Rauschenberg, “Man with white shoes”, 1954

E’ presente un tacchino impagliato, molte fotografie, soprattutto di famiglia.

Anche i ritagli di giornali presenti nell’opera parlano tutti della sua famiglia.

Ci sono anche disegni fatti da alcuni amici. L’opera è colma di materiali

autobiografici. I primi combine painting di Raushenberg sono composti da

materiali autobiografici.

La critica Rosalinda Krauss pubblica nel 1997 un saggio sulla rivista

October, “Perpetual Inventory”, dedicato al lavoro di Rauschenberg. Il

saggio inizia con la disamina degli archivi d’immagine.

L’artista aveva un archivio nel suo studio, che lei chiama inventario

perpetuo. Nell’archivio i materiali erano catalogati in base ai colori, la

materia e i soggetti. Quest’ansia di catalogazione non si vede nelle sue

opere, nelle quali gli oggetti venivano rimescolati.

Gli archivi oggi diventano un atto pubblico di memoria collettiva.

Documentazione di archivi immagine. Rauschenberg,

“Rebus”, 1955

Appartiene alla serie “Pedestrian” (quelli che vanno a

piedi).

I materiali non sono più autobiografici, ma di diversa

natura.

Voleva mostrare il colore del passante, quello che le

persone intravendono quando vanno di fretta.

Usa la pittura come una sorta di legante.

Lo sgocciolamento della vernice riprende

l’espressionismo astratto, con un po’ di ironia.

Rauschenberg, “Bed”, 1955, Moma di New York

L’opera consiste in una tavola di legno su cui l’artista costruisce un letto ad

una piazza con lenzuolo, cuscino e coperta veri. Ha issato il tutto su una

parete, come se si trattasse di una qualunque tela dipinta.

Si dice che la coperta gli era stata regalata da Dorothea Rockburne, sua

compagna di corso al Black Mountain College.

Ha dipinto il letto nella sua parte superiore, come se si trattasse di un quadro.

Il letto si presenta sfatto, la sensazione è di un’azione appena trascorsa, come

se qualcuno ci avesse dormito. Quindi rappresenta una dimensione intima e

privata, dai risvolti drammatici. Infatti la critica lo interpreta come un sudario.

Idea di dimensione privata che viene violata dallo sguardo dello spettatore.

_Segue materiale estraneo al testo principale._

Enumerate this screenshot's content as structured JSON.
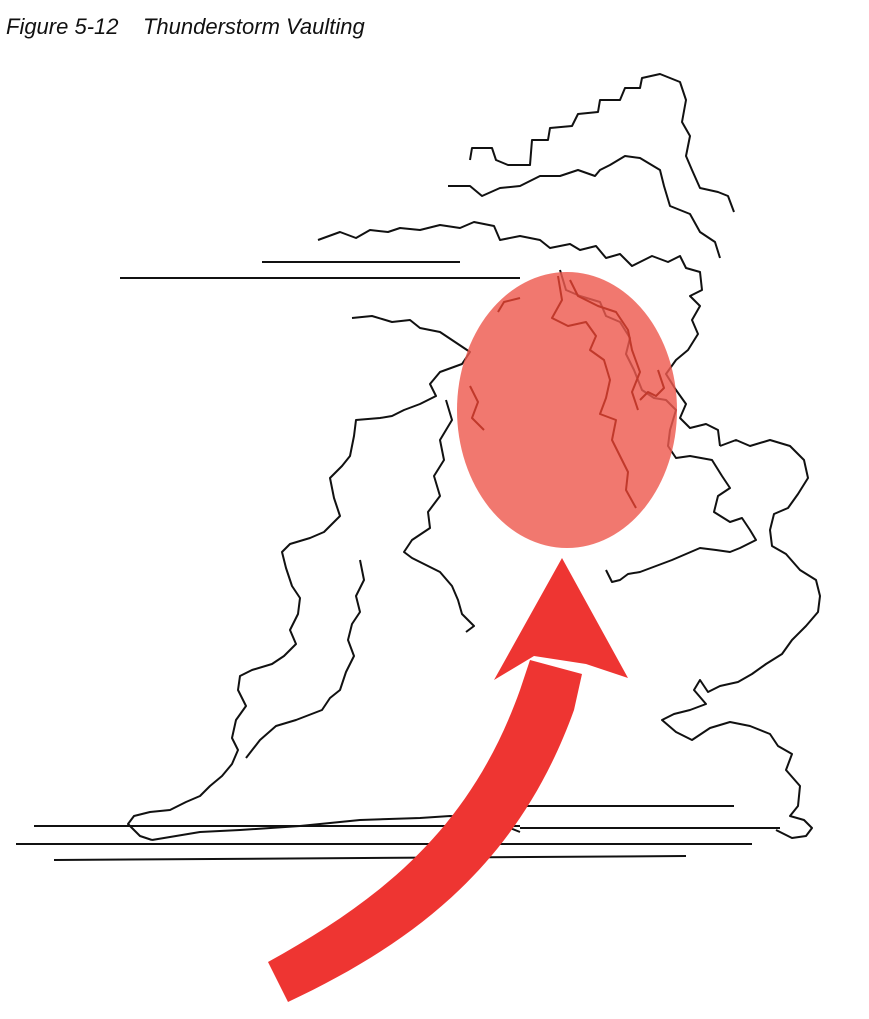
{
  "figure": {
    "caption": "Figure 5-12    Thunderstorm Vaulting"
  },
  "diagram": {
    "elements": [
      {
        "name": "thunderstorm-cloud-outline",
        "shape": "irregular line drawing"
      },
      {
        "name": "vault-region",
        "shape": "ellipse"
      },
      {
        "name": "updraft-arrow",
        "shape": "curved arrow"
      }
    ],
    "colors": {
      "outline": "#111111",
      "vault_fill": "#ee5a4f",
      "vault_outline": "#c0392b",
      "arrow": "#ee3532"
    },
    "icons": {
      "cloud": "cloud-outline-icon",
      "arrow": "curved-arrow-up-icon"
    }
  }
}
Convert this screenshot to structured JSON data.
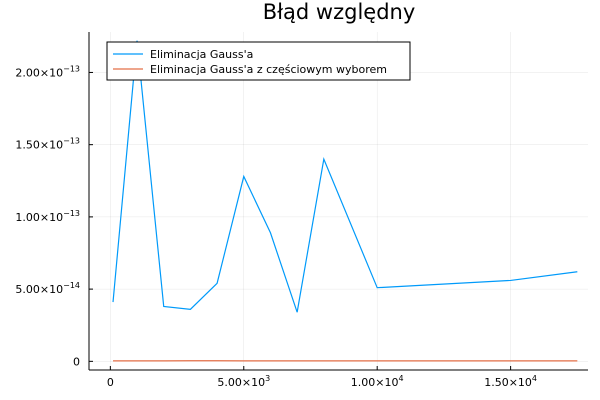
{
  "chart_data": {
    "type": "line",
    "title": "Błąd względny",
    "xlabel": "",
    "ylabel": "",
    "xlim": [
      -800,
      17900
    ],
    "ylim": [
      -6e-15,
      2.28e-13
    ],
    "grid": true,
    "legend_position": "top-left",
    "x_ticks": [
      {
        "value": 0,
        "base": "0",
        "exp": ""
      },
      {
        "value": 5000,
        "base": "5.00×10",
        "exp": "3"
      },
      {
        "value": 10000,
        "base": "1.00×10",
        "exp": "4"
      },
      {
        "value": 15000,
        "base": "1.50×10",
        "exp": "4"
      }
    ],
    "y_ticks": [
      {
        "value": 0,
        "base": "0",
        "exp": ""
      },
      {
        "value": 5e-14,
        "base": "5.00×10",
        "exp": "−14"
      },
      {
        "value": 1e-13,
        "base": "1.00×10",
        "exp": "−13"
      },
      {
        "value": 1.5e-13,
        "base": "1.50×10",
        "exp": "−13"
      },
      {
        "value": 2e-13,
        "base": "2.00×10",
        "exp": "−13"
      }
    ],
    "series": [
      {
        "name": "Eliminacja Gauss'a",
        "color": "#009AFA",
        "x": [
          100,
          1000,
          2000,
          3000,
          4000,
          5000,
          6000,
          7000,
          8000,
          10000,
          15000,
          17500
        ],
        "y": [
          4.1e-14,
          2.22e-13,
          3.8e-14,
          3.6e-14,
          5.4e-14,
          1.28e-13,
          8.9e-14,
          3.4e-14,
          1.4e-13,
          5.1e-14,
          5.6e-14,
          6.2e-14
        ]
      },
      {
        "name": "Eliminacja Gauss'a z częściowym wyborem",
        "color": "#E36F47",
        "x": [
          100,
          1000,
          2000,
          3000,
          4000,
          5000,
          6000,
          7000,
          8000,
          10000,
          15000,
          17500
        ],
        "y": [
          3e-16,
          3e-16,
          3e-16,
          4e-16,
          4e-16,
          3e-16,
          3e-16,
          3e-16,
          3e-16,
          3e-16,
          3e-16,
          3e-16
        ]
      }
    ]
  }
}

La parte superiore del letto presenta ampie pennellate dai colori accesi, che

sembrano richiamare il dripping dell’espressionismo astratto. E’ stato usato

anche del dentifricio. Sul cuscino ci sono dei segni a matita, probabilmente

per omaggiare l’amico Wambly, il quale faceva opere con segni simili.

L’opera sorprende perchè contrappone sullo stesso piano 2 registri diversi.

C’è una divisione tra il sopra (caos, gestuale) e il sotto (ordine delle trame

della coperta, geometrico).

L’opera destò molto scalpore quando entrò a far parte della collezione del

Moma, nel 1989.

Nel 1992 James Leggio scrive il saggio “Il letto di Rauschenberg, il

simbolismo del corpo”, nel quale propone diverse interpretazioni dell’opera.

Storia espositiva:

­1958: viene esposta per la prima volta, nella galleria di Leo Castelli. Rauschenberg espone 20

combine­peinting, “Bed” desta scalpore. Solo Robert Rosemblum ha interesse critico a riguardo, perchè

individua una preziosa continuità tra il dadaismo storico e le opere di Rauschenberg. L’opera è concettuale.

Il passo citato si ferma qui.